Un trabajador de la salud del programa gratuito de vacunación contra la influenza sostiene una vacuna contra la influenza dentro de un tranvía, mientras continúa la propagación mundial de la enfermedad del coronavirus (COVID-19), en Viena, Austria. 1 de octubre de 2020. REUTERS / Lisi Niesner

Si había una ventaja que Argentina tenía con el resto de los países en esta pandemia -aún con una de las tasas más altas de contagio y muertes por el Covid- era que tenía la posibilidad de que se descubriera la vacuna contra el coronavirus antes que se desate la segunda ola de contagios, tal como ha sucedido en Europa y Estados Unido, entre otros lugares del mundo. Así, lo que fue una repentina, demasiado prematura y larga cuarentena en nuestro país, tal vez hizo posible que hoy tenga efectivamente esa ventaja: la vacuna ya estaría y ahora se podría evitar volver a pasar por lo peor.

Así, el gobierno ante el desafío logístico más grande de la historia,  buscará aplicar un millón de dosis por semana para frenar la segunda ola de coronavirus. Cada persona deberá ser inoculada dos veces, vacunar a 30 millones de personas exigirán por lo menos 15 meses. Aquí, los ministerios que están involucrados en el plan estratégico de vacunación y qué responsabilidades tiene cada uno.

Contrariamente a lo que esperaban el Presidente y el Ministro de Salud, Argentina tiene una de las tasas de mortalidad más altas del planeta por millón de habitante, y ya se comprobó que en los municipios del conurbano bonaerense, por ejemplo,  hubo mortalidades similares a las ciudades más afectadas del mundo.
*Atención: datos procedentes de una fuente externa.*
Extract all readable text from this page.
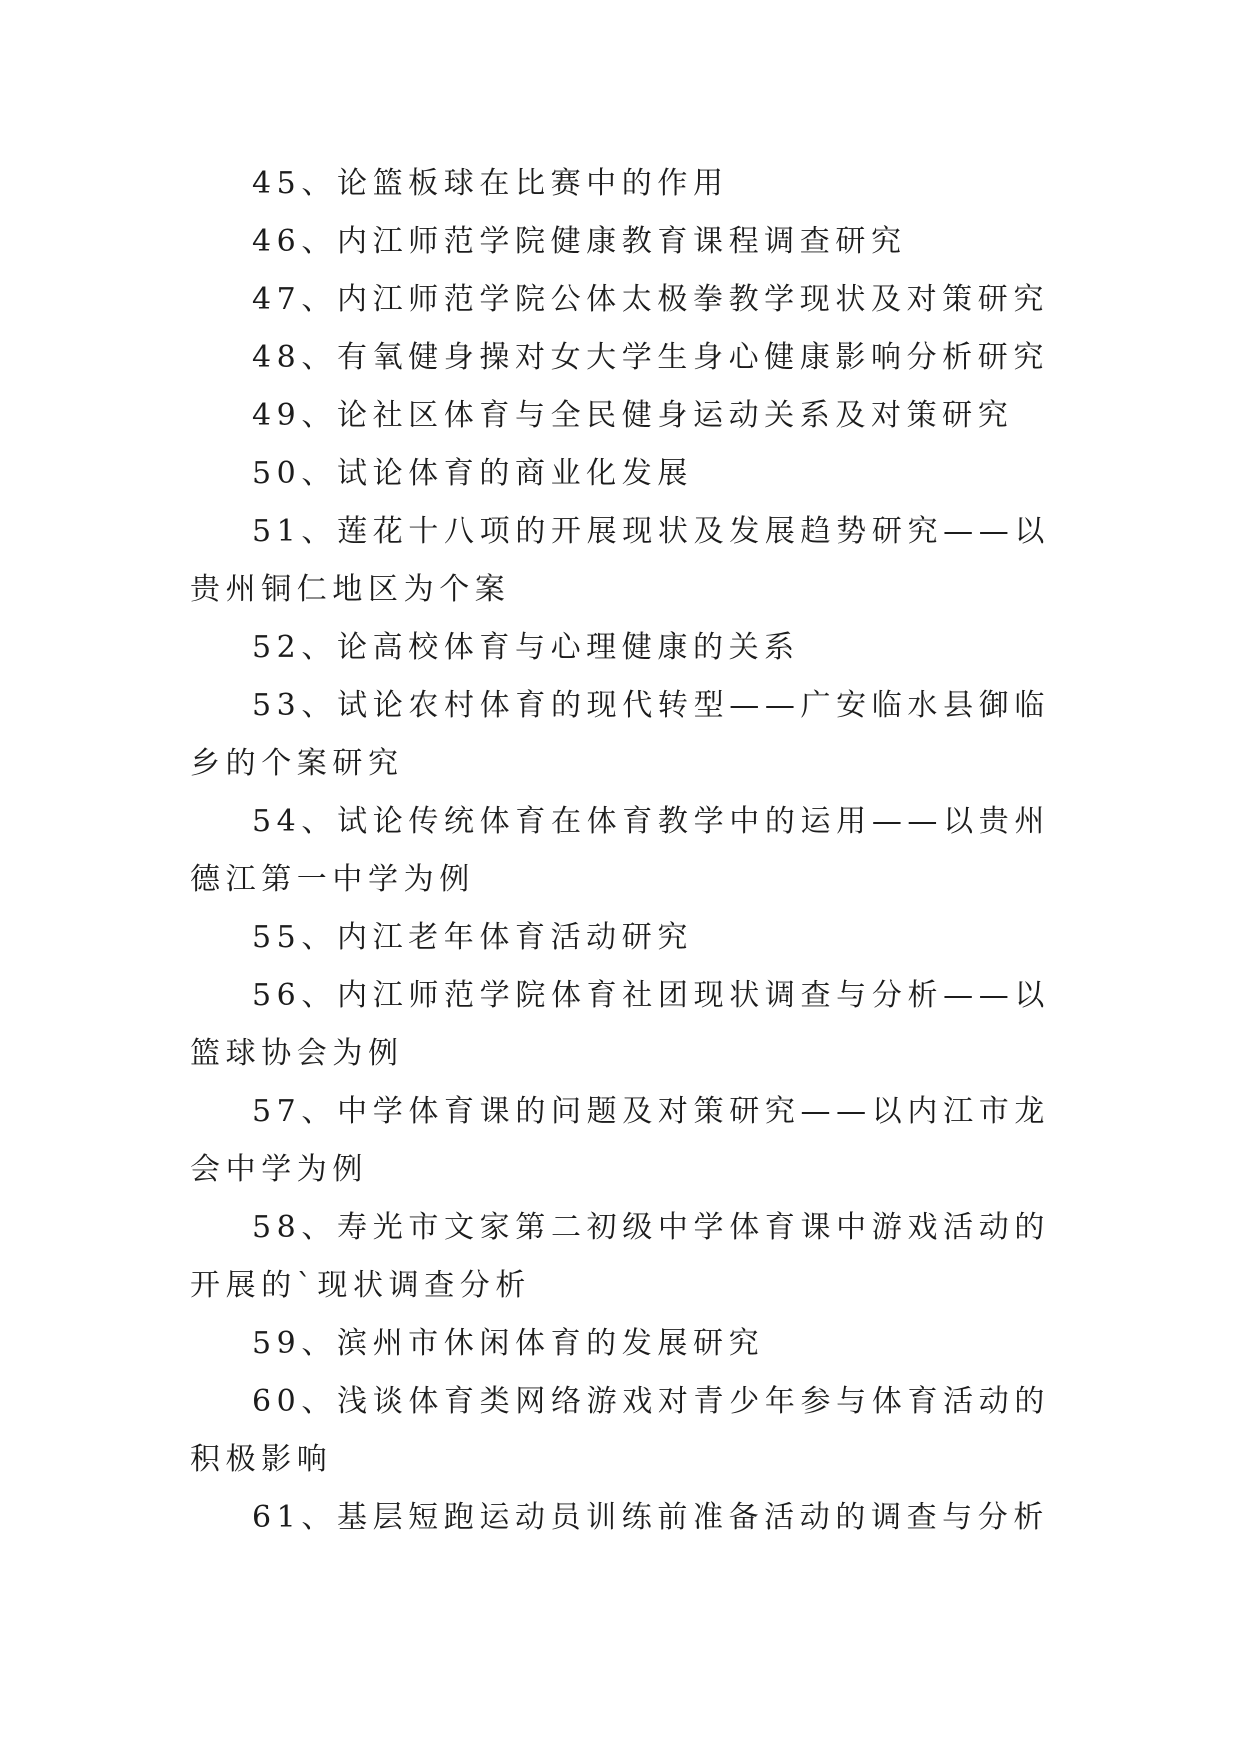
45、论篮板球在比赛中的作用

46、内江师范学院健康教育课程调查研究

47、内江师范学院公体太极拳教学现状及对策研究

48、有氧健身操对女大学生身心健康影响分析研究

49、论社区体育与全民健身运动关系及对策研究

50、试论体育的商业化发展

51、莲花十八项的开展现状及发展趋势研究——以贵州铜仁地区为个案

52、论高校体育与心理健康的关系

53、试论农村体育的现代转型——广安临水县御临乡的个案研究

54、试论传统体育在体育教学中的运用——以贵州德江第一中学为例

55、内江老年体育活动研究

56、内江师范学院体育社团现状调查与分析——以篮球协会为例

57、中学体育课的问题及对策研究——以内江市龙会中学为例

58、寿光市文家第二初级中学体育课中游戏活动的开展的`现状调查分析

59、滨州市休闲体育的发展研究

60、浅谈体育类网络游戏对青少年参与体育活动的积极影响

61、基层短跑运动员训练前准备活动的调查与分析
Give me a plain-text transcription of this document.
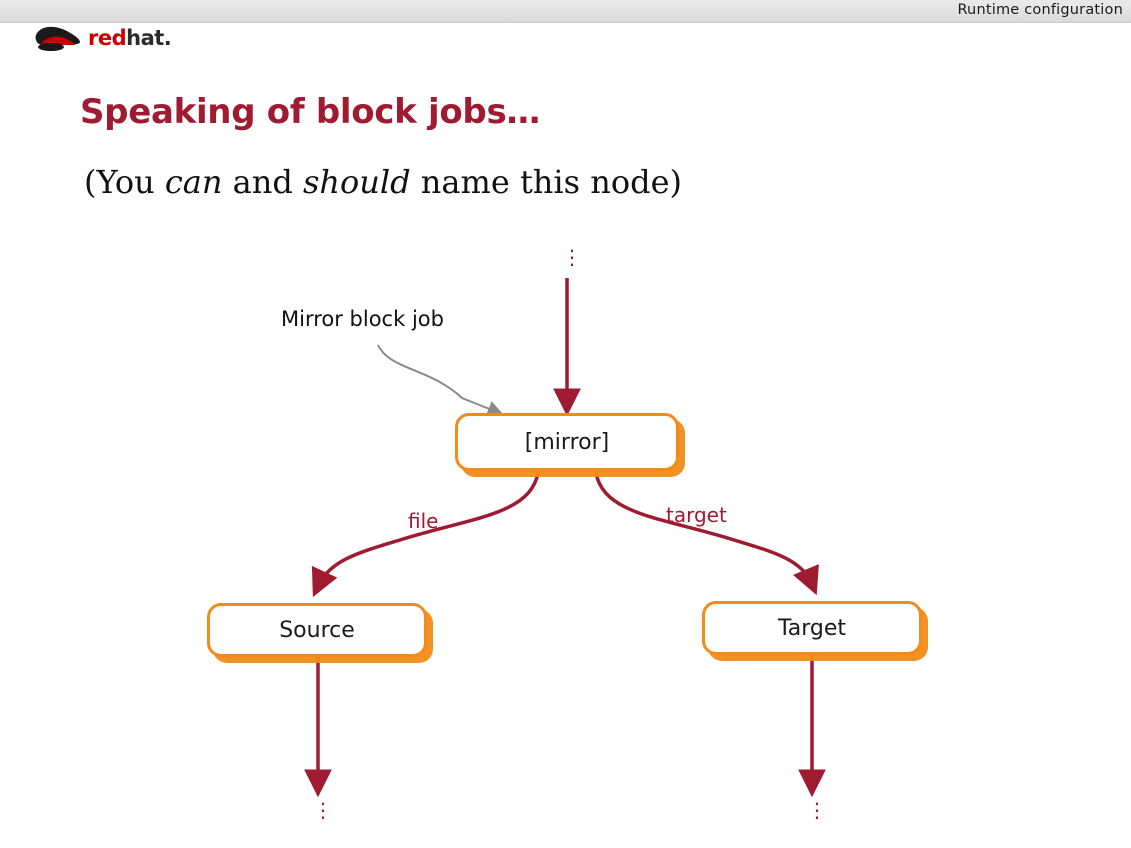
Runtime configuration
redhat.
Speaking of block jobs…
(You can and should name this node)
⋮
⋮	⋮
Mirror block job
file	target
[mirror]
Source	Target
Pese a esta realidad que vivió el país sobre todo en los últimos meses de la cuarentena y en donde la flexibilización de las actividades era un tanto inevitable, Argentina tiene la oportunidad de evadir la realidad que hoy viven los países más poderosos del mundo con la pandemia. Y para eso debe organizar el programa de inmunización más importante de la historia. Es decir, una campaña totalmente distinta a todas las anteriores, porque será por fuera del calendario de vacunación anual y deberá estar concluida en pocos meses. Representa un inmenso desafío logístico-territorial.

Bajo este marco, según publica Infobae,  un grupo de expertos liderado por el tailandés Yot Teerawattananon, fundador del Programa de Evaluación de Tecnología e Intervención en Salud (HITAP) del Ministerio de Salud Pública de su país, dio unas pocas recomendaciones para gobiernos en la lucha contra el COVID-19, entre las que se destaca la necesidad imperiosa de que cualquier estrategia contemple la distribución global de las vacunas una vez que la autoridad regulatoria la haya aprobada, determinando las poblaciones objetivos y estableciendo plataformas transparentes, a la que puedan acceder organizaciones no gubernamentales que garanticen la equidad y la ética de las decisiones e implementación.

Luego de analizar los sistemas a aplicar y la estrategia aplicar. Así, ahora el Ministerio de Salud debe lograr vacunar a 30 millones de personas dos veces, es decir, dar 60 millones de dosis, ya que las tres vacunas que tendrá disponibles exigen doble inoculación (Sputnik, Pfizer, AstraZeneca).

Aún ninguna autoridad quiere precisar a qué ritmo espera aplicar las vacunas. Si tomara el ejemplo de Gran Bretaña, que es el país que primero se lanzó a la tarea, debería aspirar a 1 millón de personas por semana, que tienen que vacunarse dos veces, el plan de vacunación llevaría por lo menos 15 meses. Claro que podría vacunarse más cantidad de personas. Es la perspectiva que tiene España, vacunar a 1.600.000 personas por semana, lo que reduce el tiempo de inoculación en 40%, o sea, Argentina terminaría el programa en 9 meses. Solo en el conurbano habrá que vacunar a 8 millones de personas, dar 16 millones de dosis.